The percentage of the allowance and the amount of the benefit paid under this scheme may be increased under the conditions and in the cases determined by decree, particularly according to the characteristics of the company's activity.

This system applies to collective agreements and documents submitted to the administrative authorities for validation or approval no later than 30 June 2022, indicating that the government sees it as a long-term measure for emerging from the economic crisis.

This scheme does not replace the short-time working scheme. The law provides that the scheme may be adapted by ordinance, from 1 June 2020 and for a period not exceeding six months from the end of the health emergency. One important objective of any adaptation will be to limit the expiry and termination of employment contracts, to mitigate the effects of the decline in activity, and to encourage and support the revival of activity:

  • by adapting the rules, particularly through adjustments to government involvement, to companies’ characteristics based on the economic impact they have suffered as a result of the health crisis, to their business sector or to the categories of employees concerned;
  • by allowing employees to demonstrate their contractual relationships by any written means.

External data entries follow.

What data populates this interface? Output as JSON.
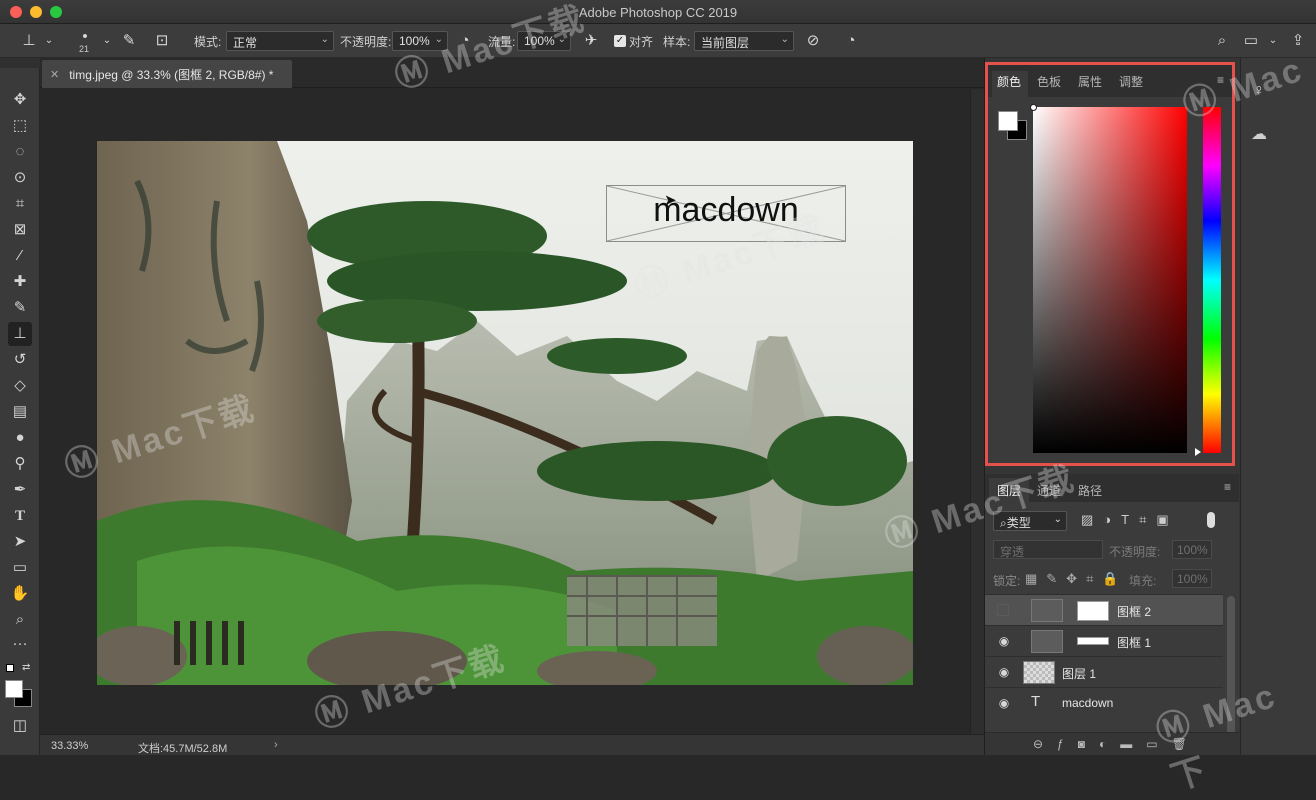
{
  "app": {
    "title": "Adobe Photoshop CC 2019"
  },
  "options_bar": {
    "brush_size": "21",
    "mode_label": "模式:",
    "mode_value": "正常",
    "opacity_label": "不透明度:",
    "opacity_value": "100%",
    "flow_label": "流量:",
    "flow_value": "100%",
    "aligned_label": "对齐",
    "aligned_checked": true,
    "sample_label": "样本:",
    "sample_value": "当前图层"
  },
  "document": {
    "tab_title": "timg.jpeg @ 33.3% (图框 2, RGB/8#) *",
    "frame_text": "macdown"
  },
  "status": {
    "zoom": "33.33%",
    "doc_size": "文档:45.7M/52.8M"
  },
  "color_panel": {
    "tabs": [
      "颜色",
      "色板",
      "属性",
      "调整"
    ],
    "active_tab": "颜色",
    "foreground": "#ffffff",
    "background": "#000000",
    "hue": "#ff0000"
  },
  "layers_panel": {
    "tabs": [
      "图层",
      "通道",
      "路径"
    ],
    "filter_label": "类型",
    "blend_mode": "穿透",
    "opacity_label": "不透明度:",
    "opacity_value": "100%",
    "lock_label": "锁定:",
    "fill_label": "填充:",
    "fill_value": "100%",
    "layers": [
      {
        "name": "图框 2",
        "visible": false,
        "selected": true,
        "kind": "frame"
      },
      {
        "name": "图框 1",
        "visible": true,
        "selected": false,
        "kind": "frame"
      },
      {
        "name": "图层 1",
        "visible": true,
        "selected": false,
        "kind": "raster"
      },
      {
        "name": "macdown",
        "visible": true,
        "selected": false,
        "kind": "text"
      }
    ]
  },
  "tools": [
    "move-tool",
    "marquee-tool",
    "lasso-tool",
    "quick-select-tool",
    "crop-tool",
    "frame-tool",
    "eyedropper-tool",
    "healing-tool",
    "brush-tool",
    "clone-stamp-tool",
    "history-brush-tool",
    "eraser-tool",
    "gradient-tool",
    "blur-tool",
    "dodge-tool",
    "pen-tool",
    "type-tool",
    "path-select-tool",
    "rectangle-tool",
    "hand-tool",
    "zoom-tool",
    "more-tools"
  ],
  "watermark": {
    "brand": "Mac下载",
    "site": "www.Macdown.com"
  }
}
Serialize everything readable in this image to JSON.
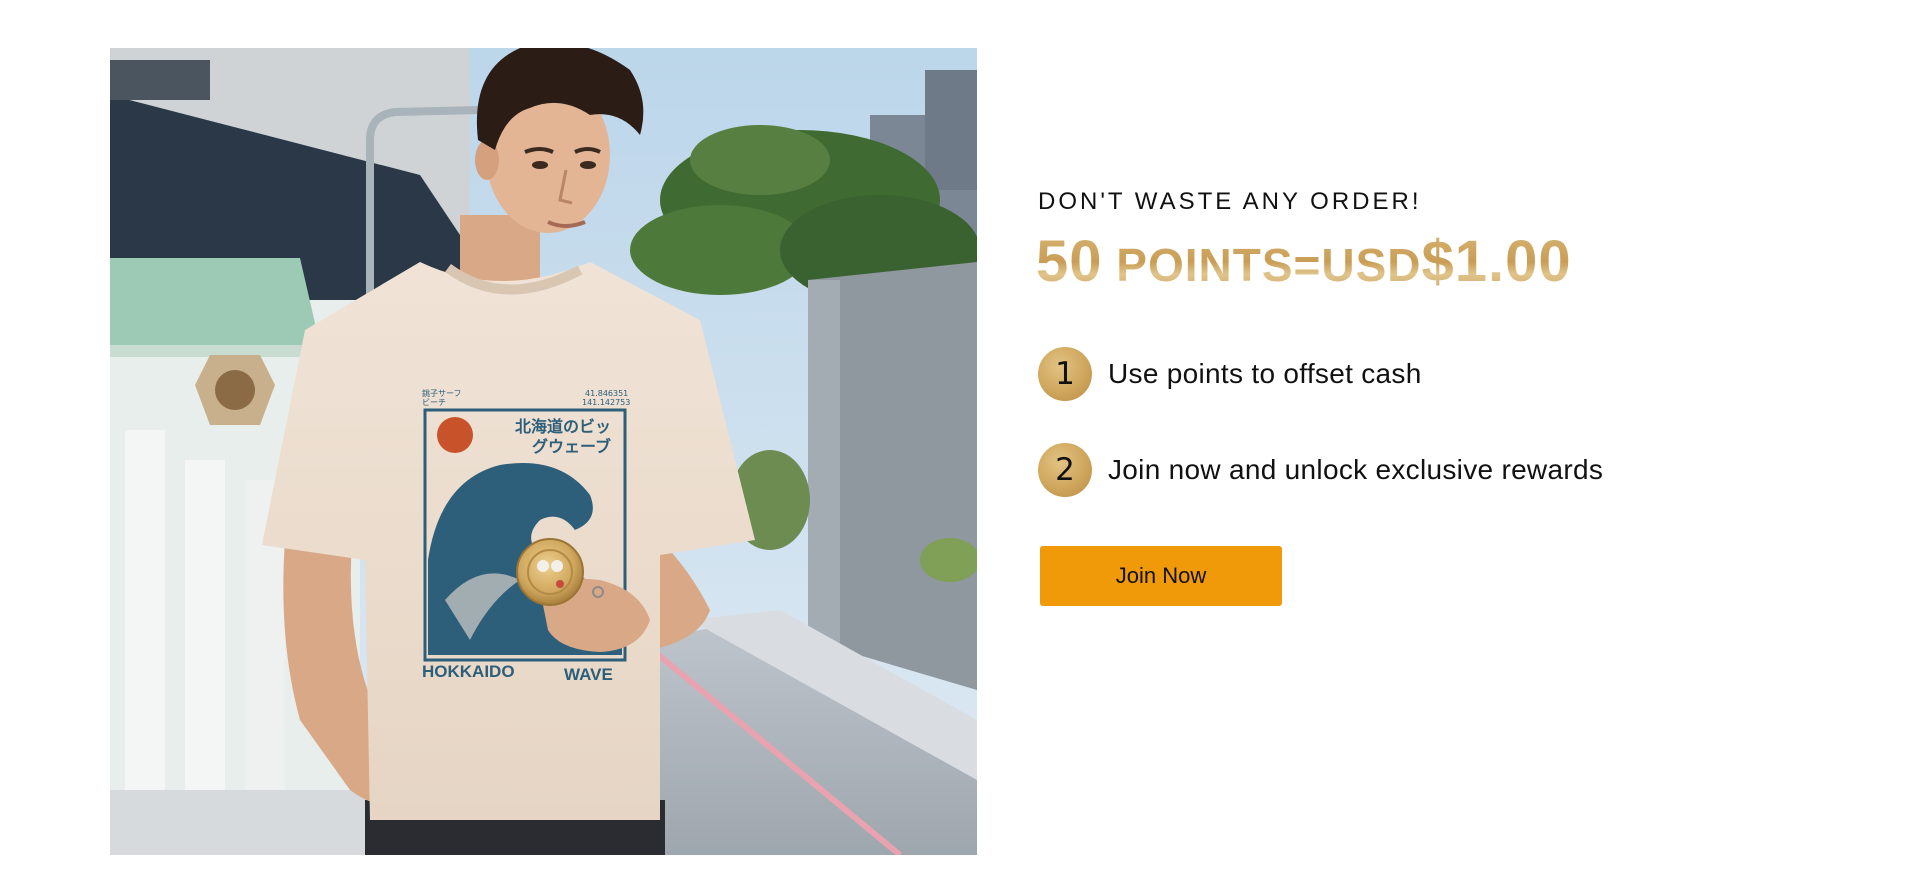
{
  "hero": {
    "shirt_print": {
      "vertical_title": "北海道のビッグウェーブ",
      "title_line1": "北海道のビッ",
      "title_line2": "グウェーブ",
      "small_text_left_1": "銚子サーフ",
      "small_text_left_2": "ビーチ",
      "coordinates_1": "41.846351",
      "coordinates_2": "141.142753",
      "left_word": "HOKKAIDO",
      "right_word": "WAVE"
    }
  },
  "promo": {
    "eyebrow": "DON'T WASTE ANY ORDER!",
    "headline": {
      "part1": "50",
      "part2": " POINTS=USD",
      "part3": "$1.00"
    },
    "steps": [
      {
        "number": "1",
        "text": "Use points to offset cash"
      },
      {
        "number": "2",
        "text": "Join now and unlock exclusive rewards"
      }
    ],
    "cta_label": "Join Now"
  },
  "colors": {
    "gold": "#cfa65d",
    "button": "#f09a09",
    "text": "#111111"
  }
}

Finally, the law contains various provisions relating, in particular, to extending job-seekers’ benefits that ended from 1 March 2020, fixing the election dates for measurement of trade union representivity in very small companies, as well as the extension of some mandates (industrial tribunal advisers, members of regional inter-professional joint committees, employee representatives in collegial administrative, supervisory or management bodies, and employee-shareholder representatives on said bodies).